OK, last night I really messed up, but only realised it in retrospect. Sometimes I do really dumb things and then am surprised when all hell breaks loose! While I was making dinner I ate quite a bit of bacon fat, really fatty pieces only lightly cooked (ie. with most of the fat still there) and then brusselsprouts after that and a rich stew all on a tummy that had fasted for 24 hours. Talk about a recipe for explosive diarrhoea! One way to make sure you lose weight on your fast! Boy! did I have nasty stomach cramps and an upset tummy! When I woke up this morning it was still feeling a little on edge so skipped breakfast until it felt better - only had a boiled egg and small glass of kefir. All is well now but I am trying to be extra careful - and trying to pound it into my head that it is best to ease back into eating carefully. It has been so very long since I fasted that I forgot all these seemingly unimportant details.
Breafast: boiled egg, kefir
Lunch: greek yoghurt with a few nuts, strawberries and blackberries. Black tea with cream and stevia.
Dinner: hamburger patty in lettuce, cabbage, mustard and homemade mayo. Some salad.
Got a 'new' washing machine today as the old one died a horrible drawn out death a few days ago. We found a nice second hand one at a used appliance store that we have used before. It has a few scratches but I am thrilled with it. It is so quiet and efficient and snazzy It has a transparent lid so the kids and I have been watching the laundry getting washed We don't have TV so we have to resort to watching the laundry going round and the water going in and out - ha ha.
Aunt Flo arrived in all her glory this morning, the sooner she arrives the sooner she can leave for another month! I have felt surprisingly non-achy, but definitely bloated. Not going anywhere near the scale until she is well gone! This last week has been a tough one with a sick child and all the other stuff going on! No real exercise and hardly any sleep. I am feeling surprisingly ok considering, but I do feel as though my fat loss has slowed down as a result. I may just be imagining things- but I don't really know. Will check the day after Aunt Flo leaves to get a feel for how I am doing. I know that there is more to this than the numbers on a scale, but I also need to know if what I am doing is working, or if I need to tweak something a little more. Because, I want to be healthy and part of that is losing pounds of fat. If that isn't coming off I want to know!
Another one of my longterm health issues is extremely dry skin - especially on my feet and hands. My feet are terrible to behold - I can never get on top of the callouses and cracks. Even the tips of my toes crack and bleed, my heels crack and the skin under my big toes peels back and gets really painful. It is really ugly - but more than that it gets really painful and can mess with getting around well. As a kid I never had issues with cracking feet and I lived barefoot. Is it the omega 3 and omega 6 balance that affects this? Or some kind of deficiency? I am so tired of all the skin issues, warts, skin tags, DSAP, cracks and callouses etc etc. Enough already! It would be so lovely to be able to go places and talk to people without their eyes wandering over to my skin issues. Even when they don't say anything, their eyes say it all anyway. I just want to say, "Please look at me and not my skin. I am not infectious, I haven't been bitten by insects, and I do try to take care of it all. I do care - I just can't fix it yet..." I think my worst moment was when the lady giving me my first and last pedicure, looked my legs up and down and went and got herself gloves before she would touch me. I understood and yet I was mortified and just wanted to run away. Not doing that again - too humiliating. (and she ended up cutting me too and I got an infected nail !)

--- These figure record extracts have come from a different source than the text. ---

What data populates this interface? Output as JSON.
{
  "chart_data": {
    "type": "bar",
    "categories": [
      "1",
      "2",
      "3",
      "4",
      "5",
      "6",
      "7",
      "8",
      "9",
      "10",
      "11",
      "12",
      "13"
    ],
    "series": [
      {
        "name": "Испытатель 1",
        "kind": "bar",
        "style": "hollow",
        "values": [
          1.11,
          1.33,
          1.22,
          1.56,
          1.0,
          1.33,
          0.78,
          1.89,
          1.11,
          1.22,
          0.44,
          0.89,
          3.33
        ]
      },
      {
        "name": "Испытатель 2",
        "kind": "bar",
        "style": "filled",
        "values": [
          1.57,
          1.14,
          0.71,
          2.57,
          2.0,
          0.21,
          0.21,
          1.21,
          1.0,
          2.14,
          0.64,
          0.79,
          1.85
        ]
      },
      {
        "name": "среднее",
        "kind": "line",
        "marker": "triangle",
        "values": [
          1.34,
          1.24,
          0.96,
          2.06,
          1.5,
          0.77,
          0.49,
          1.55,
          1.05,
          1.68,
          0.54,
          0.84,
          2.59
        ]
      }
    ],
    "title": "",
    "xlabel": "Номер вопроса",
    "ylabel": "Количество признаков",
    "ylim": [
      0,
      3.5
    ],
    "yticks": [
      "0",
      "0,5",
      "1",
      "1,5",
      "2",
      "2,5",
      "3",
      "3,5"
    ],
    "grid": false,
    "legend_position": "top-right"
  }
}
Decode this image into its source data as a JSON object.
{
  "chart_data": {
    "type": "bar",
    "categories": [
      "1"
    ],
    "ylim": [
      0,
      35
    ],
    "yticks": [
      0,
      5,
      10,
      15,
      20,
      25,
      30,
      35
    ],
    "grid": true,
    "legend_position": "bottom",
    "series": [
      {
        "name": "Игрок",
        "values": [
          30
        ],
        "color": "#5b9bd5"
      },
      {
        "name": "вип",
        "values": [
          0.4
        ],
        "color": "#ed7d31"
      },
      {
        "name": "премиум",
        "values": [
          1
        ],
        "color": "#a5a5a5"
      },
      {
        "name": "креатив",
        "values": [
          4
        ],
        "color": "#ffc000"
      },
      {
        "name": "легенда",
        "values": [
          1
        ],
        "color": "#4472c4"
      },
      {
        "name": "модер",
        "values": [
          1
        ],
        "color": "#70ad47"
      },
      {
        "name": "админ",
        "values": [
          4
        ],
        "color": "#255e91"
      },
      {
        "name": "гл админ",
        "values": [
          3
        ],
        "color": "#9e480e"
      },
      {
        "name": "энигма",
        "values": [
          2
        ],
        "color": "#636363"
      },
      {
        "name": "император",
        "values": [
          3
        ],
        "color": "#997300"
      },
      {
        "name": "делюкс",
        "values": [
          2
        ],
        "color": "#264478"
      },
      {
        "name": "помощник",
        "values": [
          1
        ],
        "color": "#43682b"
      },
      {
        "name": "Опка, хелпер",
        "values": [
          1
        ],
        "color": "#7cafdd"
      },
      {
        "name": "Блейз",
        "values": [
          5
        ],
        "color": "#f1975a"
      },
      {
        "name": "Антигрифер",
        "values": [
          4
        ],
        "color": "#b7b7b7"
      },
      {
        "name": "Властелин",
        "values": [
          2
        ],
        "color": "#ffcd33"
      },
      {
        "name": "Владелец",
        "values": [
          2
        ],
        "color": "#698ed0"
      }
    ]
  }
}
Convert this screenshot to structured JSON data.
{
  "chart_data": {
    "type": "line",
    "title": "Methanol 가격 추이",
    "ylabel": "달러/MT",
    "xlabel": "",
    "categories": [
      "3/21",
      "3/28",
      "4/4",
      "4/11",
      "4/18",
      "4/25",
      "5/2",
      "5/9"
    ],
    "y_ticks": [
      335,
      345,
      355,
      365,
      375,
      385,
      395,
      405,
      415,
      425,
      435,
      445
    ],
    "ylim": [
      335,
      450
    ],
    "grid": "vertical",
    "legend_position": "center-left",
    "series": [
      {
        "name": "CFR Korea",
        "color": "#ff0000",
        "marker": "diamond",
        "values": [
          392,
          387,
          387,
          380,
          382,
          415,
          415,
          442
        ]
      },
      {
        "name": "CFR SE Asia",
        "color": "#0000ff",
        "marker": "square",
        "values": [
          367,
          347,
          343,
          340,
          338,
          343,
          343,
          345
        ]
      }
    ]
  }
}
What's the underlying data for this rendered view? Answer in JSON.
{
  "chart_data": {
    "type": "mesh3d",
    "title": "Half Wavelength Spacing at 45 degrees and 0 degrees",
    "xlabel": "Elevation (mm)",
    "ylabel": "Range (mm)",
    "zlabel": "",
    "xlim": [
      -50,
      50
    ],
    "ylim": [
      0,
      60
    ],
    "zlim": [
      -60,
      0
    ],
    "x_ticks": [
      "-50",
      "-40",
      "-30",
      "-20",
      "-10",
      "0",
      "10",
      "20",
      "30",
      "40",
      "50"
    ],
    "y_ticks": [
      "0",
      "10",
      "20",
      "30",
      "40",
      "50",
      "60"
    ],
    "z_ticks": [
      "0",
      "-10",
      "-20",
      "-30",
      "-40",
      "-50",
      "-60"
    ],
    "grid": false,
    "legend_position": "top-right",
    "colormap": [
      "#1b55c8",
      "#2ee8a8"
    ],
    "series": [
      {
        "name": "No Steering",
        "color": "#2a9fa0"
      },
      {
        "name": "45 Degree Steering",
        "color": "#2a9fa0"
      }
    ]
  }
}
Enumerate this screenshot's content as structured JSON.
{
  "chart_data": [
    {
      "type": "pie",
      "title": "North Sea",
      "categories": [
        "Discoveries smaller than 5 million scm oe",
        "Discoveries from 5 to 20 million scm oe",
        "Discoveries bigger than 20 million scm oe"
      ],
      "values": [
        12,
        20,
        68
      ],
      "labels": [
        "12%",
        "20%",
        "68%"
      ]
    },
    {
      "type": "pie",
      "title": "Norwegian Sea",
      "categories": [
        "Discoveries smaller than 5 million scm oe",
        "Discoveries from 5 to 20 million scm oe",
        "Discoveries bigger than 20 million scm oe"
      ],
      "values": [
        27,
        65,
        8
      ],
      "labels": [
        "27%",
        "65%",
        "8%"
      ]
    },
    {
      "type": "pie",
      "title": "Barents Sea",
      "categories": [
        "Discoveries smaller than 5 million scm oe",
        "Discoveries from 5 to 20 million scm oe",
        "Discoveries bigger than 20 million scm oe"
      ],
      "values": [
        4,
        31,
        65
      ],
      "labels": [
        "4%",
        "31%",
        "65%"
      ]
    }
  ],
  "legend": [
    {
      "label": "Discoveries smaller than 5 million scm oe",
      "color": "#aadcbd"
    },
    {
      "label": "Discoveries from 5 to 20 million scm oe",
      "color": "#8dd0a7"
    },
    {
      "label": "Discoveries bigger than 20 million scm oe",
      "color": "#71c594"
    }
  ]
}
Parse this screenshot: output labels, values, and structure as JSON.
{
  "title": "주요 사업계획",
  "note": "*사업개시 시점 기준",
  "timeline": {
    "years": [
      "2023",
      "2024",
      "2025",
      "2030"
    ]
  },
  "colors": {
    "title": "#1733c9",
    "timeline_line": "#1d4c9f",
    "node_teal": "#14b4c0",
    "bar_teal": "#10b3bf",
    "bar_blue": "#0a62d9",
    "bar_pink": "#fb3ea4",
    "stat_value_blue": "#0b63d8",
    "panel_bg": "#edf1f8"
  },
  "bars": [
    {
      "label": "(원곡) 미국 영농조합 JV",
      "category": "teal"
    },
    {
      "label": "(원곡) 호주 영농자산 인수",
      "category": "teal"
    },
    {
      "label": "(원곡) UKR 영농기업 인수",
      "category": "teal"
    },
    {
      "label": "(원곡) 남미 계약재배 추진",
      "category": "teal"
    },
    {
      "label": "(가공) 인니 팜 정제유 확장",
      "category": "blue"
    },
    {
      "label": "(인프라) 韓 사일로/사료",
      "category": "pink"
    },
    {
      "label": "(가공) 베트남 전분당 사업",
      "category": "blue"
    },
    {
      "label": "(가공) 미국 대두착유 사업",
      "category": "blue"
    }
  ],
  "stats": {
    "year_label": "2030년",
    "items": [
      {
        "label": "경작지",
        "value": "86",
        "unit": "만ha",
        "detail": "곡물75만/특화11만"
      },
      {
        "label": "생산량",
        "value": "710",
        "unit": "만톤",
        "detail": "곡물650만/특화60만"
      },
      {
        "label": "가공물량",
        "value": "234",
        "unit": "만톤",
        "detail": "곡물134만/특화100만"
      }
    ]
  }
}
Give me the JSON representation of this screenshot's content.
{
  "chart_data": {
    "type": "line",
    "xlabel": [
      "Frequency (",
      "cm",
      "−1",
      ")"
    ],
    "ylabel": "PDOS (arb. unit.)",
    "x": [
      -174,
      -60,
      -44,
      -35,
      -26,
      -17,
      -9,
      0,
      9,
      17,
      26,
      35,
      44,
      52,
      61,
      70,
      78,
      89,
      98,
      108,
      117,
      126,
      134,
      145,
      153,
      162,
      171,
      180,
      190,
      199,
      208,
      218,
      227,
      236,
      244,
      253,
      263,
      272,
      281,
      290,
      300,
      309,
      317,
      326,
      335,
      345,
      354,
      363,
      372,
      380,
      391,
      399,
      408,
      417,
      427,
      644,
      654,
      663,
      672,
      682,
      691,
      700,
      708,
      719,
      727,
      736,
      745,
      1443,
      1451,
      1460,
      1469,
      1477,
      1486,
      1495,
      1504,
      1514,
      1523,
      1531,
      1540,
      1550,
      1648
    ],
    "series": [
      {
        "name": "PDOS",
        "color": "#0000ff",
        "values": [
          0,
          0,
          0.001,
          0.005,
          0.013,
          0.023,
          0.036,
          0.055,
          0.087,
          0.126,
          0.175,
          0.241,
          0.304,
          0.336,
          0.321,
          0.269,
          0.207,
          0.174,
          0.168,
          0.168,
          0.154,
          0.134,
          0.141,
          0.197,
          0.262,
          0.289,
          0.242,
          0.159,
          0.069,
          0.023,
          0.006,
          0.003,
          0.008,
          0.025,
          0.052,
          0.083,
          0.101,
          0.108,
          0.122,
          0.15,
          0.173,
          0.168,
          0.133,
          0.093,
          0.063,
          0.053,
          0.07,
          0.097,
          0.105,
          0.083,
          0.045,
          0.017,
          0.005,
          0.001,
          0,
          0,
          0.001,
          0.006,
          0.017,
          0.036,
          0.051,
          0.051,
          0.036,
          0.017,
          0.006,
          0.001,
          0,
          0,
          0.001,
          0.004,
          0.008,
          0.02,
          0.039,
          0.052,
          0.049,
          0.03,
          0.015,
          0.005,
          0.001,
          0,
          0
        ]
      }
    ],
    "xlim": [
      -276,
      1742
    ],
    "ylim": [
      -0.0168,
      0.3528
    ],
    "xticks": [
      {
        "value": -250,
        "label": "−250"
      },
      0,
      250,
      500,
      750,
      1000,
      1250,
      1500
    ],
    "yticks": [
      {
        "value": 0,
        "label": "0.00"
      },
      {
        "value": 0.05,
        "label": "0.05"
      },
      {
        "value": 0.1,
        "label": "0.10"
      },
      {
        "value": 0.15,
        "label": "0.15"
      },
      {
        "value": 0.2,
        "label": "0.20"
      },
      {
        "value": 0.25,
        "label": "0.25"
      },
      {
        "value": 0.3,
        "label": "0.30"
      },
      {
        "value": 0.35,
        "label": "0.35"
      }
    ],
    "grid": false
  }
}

Oh well, you know, at least I can see and smell and sing and enjoy my dear family. They love me and I am very blessed to have such precious people in my life. I have myriads of blessings surrounding me - it doesn't really matter that my skin is ugly if I look at it that way. A friend of ours passed away yesterday, melanoma that metastisized and destroyed him. I am alive and more healthy than I have been for a while, life is good and I am going to enjoy it to the full. Finances have improved a bit, so I can go grocery shopping without wondering how I am going to pay for the food. Still have to be real carefu,l but at least something coming in and DH getting a lot more work. Whew!